Мы имеем здесь опять случай расположения каких-то смыслов нашей жизни. То, что делает Одетт в пять часов пополудни, есть часть жизни Свана. В том смысле, что делаемое Одетт в непроглядываемый Сваном момент, безусловно, есть часть чего-то, из чего сложится его судьба. В пять часов пополудни уложено что-то значимое для Свана. Такое, что ему нужно было бы знать. Но как знать? Согласно Прусту мы хотим владеть женщиной целиком. Но владеть целиком не означает владеть сейчас дискретно выделенным, находящимся перед нами. Владеть Альбертиной или Свану владеть Одетт — недостаточно, обняв тело и думая, что тем самым мы обнимаем всю Одетт. Потому что Одетт для Свана или Альбертина для Марселя невидимыми нитями уходят в точки пространства и времени их жизни, которые мы не схватываем. Тело Одетт или тело Альбертины в действительности не замкнуто в том пространстве, в котором мы его видим и которое можем охватить нашим объятием, а уходит в далекие времена, закрытые для нас экраном смотрящих на нас глаз Альбертины или Одетт. И более того, они уходят не только в другие, не охватываемые нами пространства, а уходят — по природе своей — в разнородные пространства и времена. Они разнородны даже для самого субъекта, например для Альбертины: если бы она захотела восстановить свою жизнь, то для нее ее же собственная, восстанавливаемая ею жизнь не была бы куском психики и мяса (которые локализованы в данном моменте времени и пространства), а была бы расположена в прошлом самой Альбертины, которое надо было бы какими-то усилиями восстановить. Чего она просто не могла бы вспомнить, потому что она вспоминала бы сознательным усилием воли и восстанавливала бы то, что Пруст называет безразличными вещественными кусками или обломками реальных прошлых событий. Там, в прошлом, тоже были бы из океана психики выступающие и поддающиеся внешнему наблюдению куски по-прежнему недоступных личных ухождений этих вещей вовнутрь. Теперь мы получаем возможность с другой стороны посмотреть на слово «изобретение», которое означает момент или акт перепада нашего сознания в другой режим. Выход из последовательности — не важно — страданий или последовательности наблюдений, ведь и в том, и в другом случае — это просто добавление одной мыши к другой, к тысячной, но из мышей не сложишь слона…

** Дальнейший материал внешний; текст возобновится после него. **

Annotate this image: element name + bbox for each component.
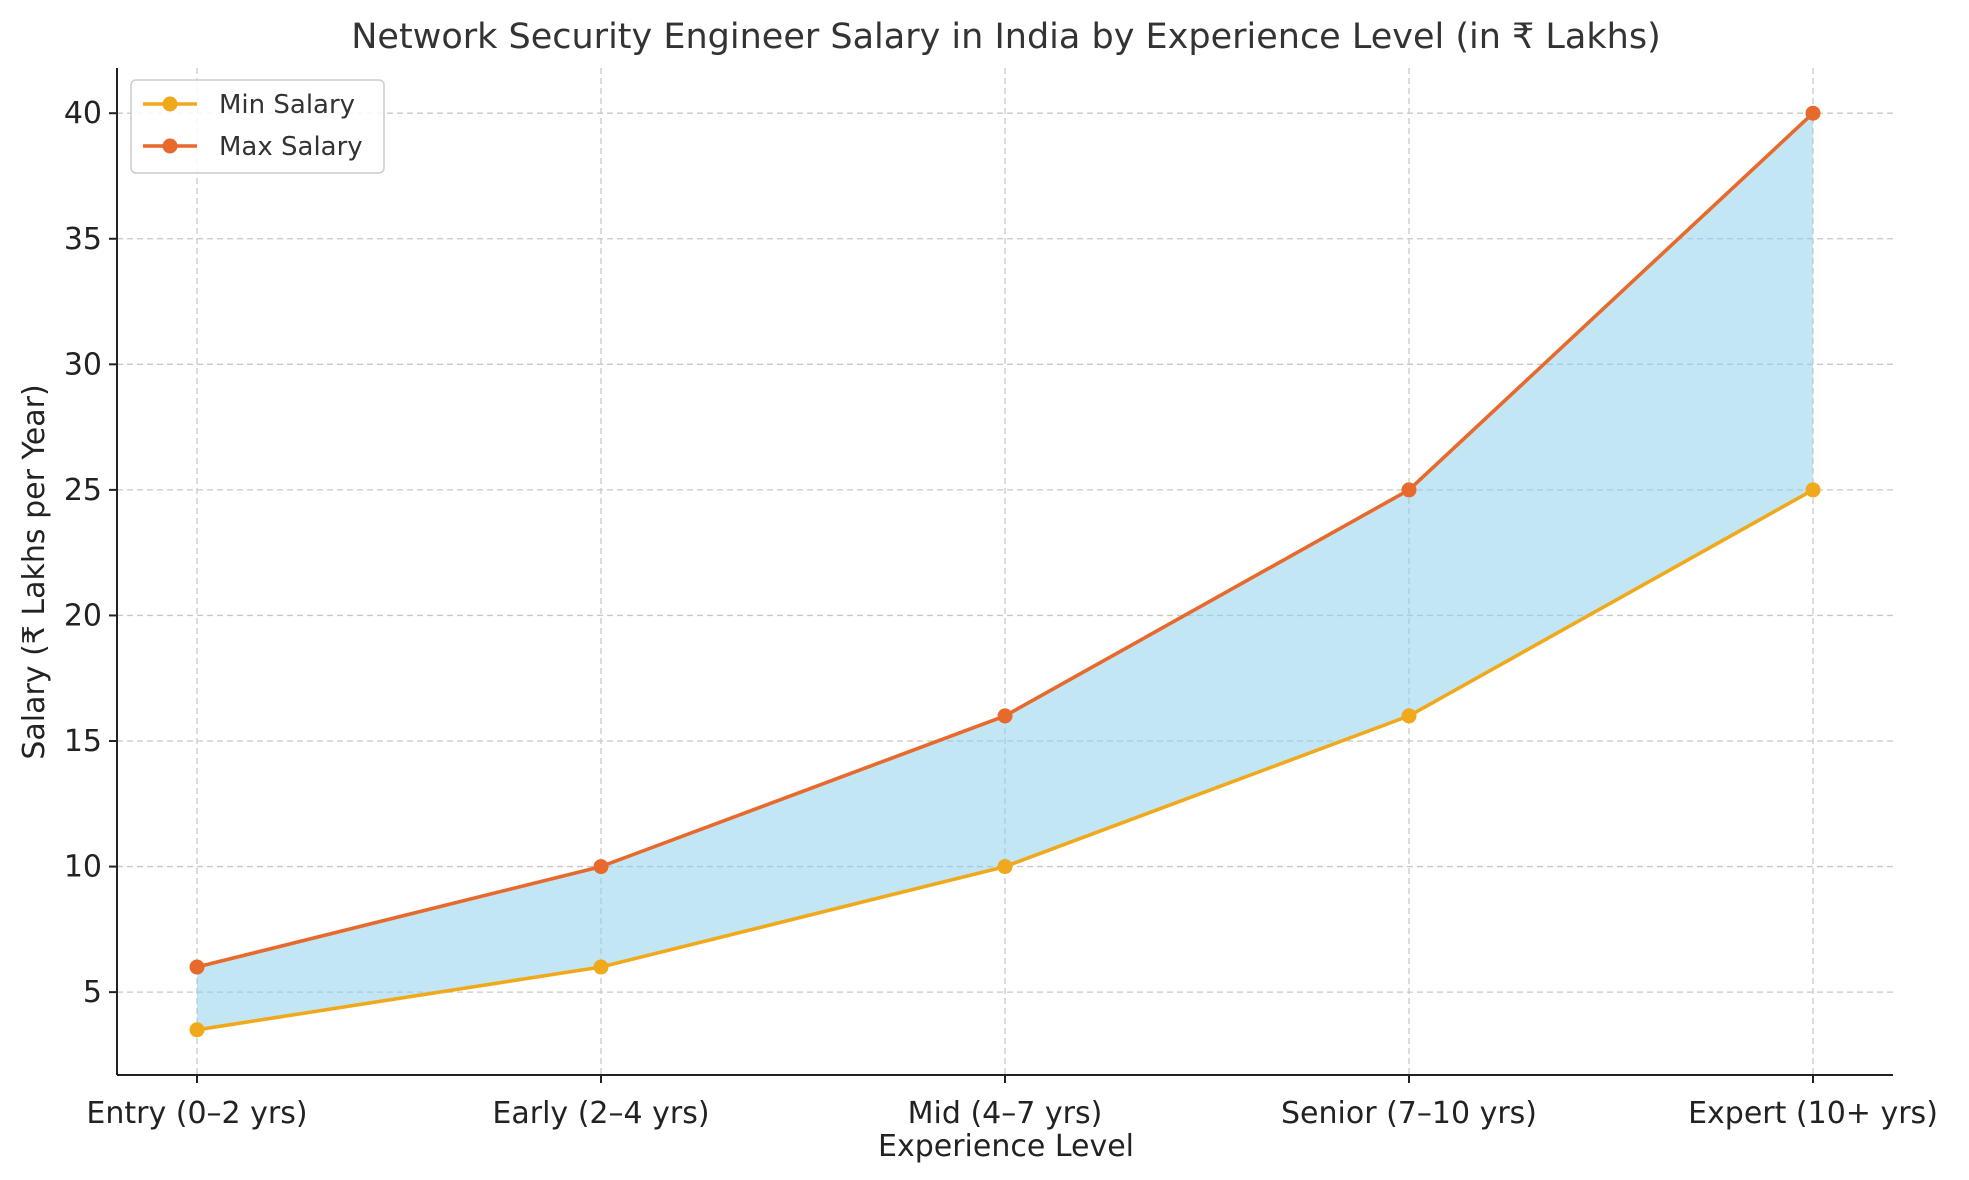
x-tick-label: Early (2–4 yrs)	[492, 1096, 709, 1131]
x-tick-label: Expert (10+ yrs)	[1688, 1096, 1938, 1131]
min-salary-point	[593, 959, 609, 975]
y-tick-label: 40	[64, 96, 102, 131]
max-salary-point	[1805, 105, 1821, 121]
x-axis-label: Experience Level	[878, 1129, 1134, 1164]
y-tick-label: 20	[64, 598, 102, 633]
min-salary-legend-label: Min Salary	[219, 90, 355, 120]
x-tick-label: Senior (7–10 yrs)	[1281, 1096, 1537, 1131]
y-tick-label: 30	[64, 347, 102, 382]
x-tick-label: Entry (0–2 yrs)	[86, 1096, 307, 1131]
min-salary-point	[997, 859, 1013, 875]
salary-range-fill	[197, 113, 1813, 1030]
y-tick-label: 5	[83, 975, 102, 1010]
max-salary-point	[997, 708, 1013, 724]
min-salary-point	[1401, 708, 1417, 724]
x-tick-label: Mid (4–7 yrs)	[908, 1096, 1103, 1131]
min-salary-point	[189, 1022, 205, 1038]
max-salary-legend-label: Max Salary	[219, 132, 363, 162]
y-tick-label: 25	[64, 473, 102, 508]
chart-title: Network Security Engineer Salary in Indi…	[351, 17, 1660, 57]
y-axis-label: Salary (₹ Lakhs per Year)	[17, 384, 52, 759]
y-tick-label: 10	[64, 850, 102, 885]
x-ticks: Entry (0–2 yrs) Early (2–4 yrs) Mid (4–7 y…	[86, 1075, 1938, 1131]
y-tick-label: 35	[64, 222, 102, 257]
max-salary-point	[593, 859, 609, 875]
legend: Min Salary Max Salary	[130, 79, 385, 174]
max-salary-point	[189, 959, 205, 975]
min-salary-legend-marker	[162, 96, 178, 112]
max-salary-legend-marker	[162, 138, 178, 154]
y-ticks: 5 10 15 20 25 30 35 40	[64, 96, 117, 1010]
y-tick-label: 15	[64, 724, 102, 759]
series-layer	[189, 105, 1821, 1038]
max-salary-point	[1401, 482, 1417, 498]
min-salary-point	[1805, 482, 1821, 498]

Вспомним прустовскую тему ухода из-под нашего взгляда того, что мы видим. Наш взгляд видит Альбертину. Но видимое нами не охвачено этим взглядом. Охватить мы можем только пройдя все точки, на которые распласталось тело жизни Альбертины. Или вспомните Эдипа: что необходимо, чтобы свершиться как человеку или освободиться (это одно и то же, ибо мы имеем дело с такими актами понимания, которые есть одновременно акты освобождения), чтобы Эдипу совершить такое действие, которое не является стихийно индуцированным переплетением независимых цепей причин и следствий? Ведь сцепилось так, что ты убил своего отца; ты этого не хотел, но это твое действие. Ты спишь со своей матерью, и, конечно, ясно, что ты спишь с ней не потому, что хотел этого. И сколько в жизни таких актов, которые, казалось бы, произведены нами, но в действительности произведены вне нас, в потоке сцепившихся причин и следствий. Ибо не Эдип источник убийства отца. Чтобы стать источником своего акта, я должен каким-то образом остановить этот поток. Выскочить из него. А поток я могу остановить, если соберу всю свою жизнь. Часть моей жизни уложена в то, что я когда-то родился именно от этой женщины, с которой теперь встретился и вижу в ней женщину. Смысл моей жизни, то есть тот материал, из которого складывается мой собственный акт, — а он складывается в том числе и из тех содержаний, что лежат в другом пространстве и времени, — и состоит в том, что я родился от этой женщины, но я не знаю этого.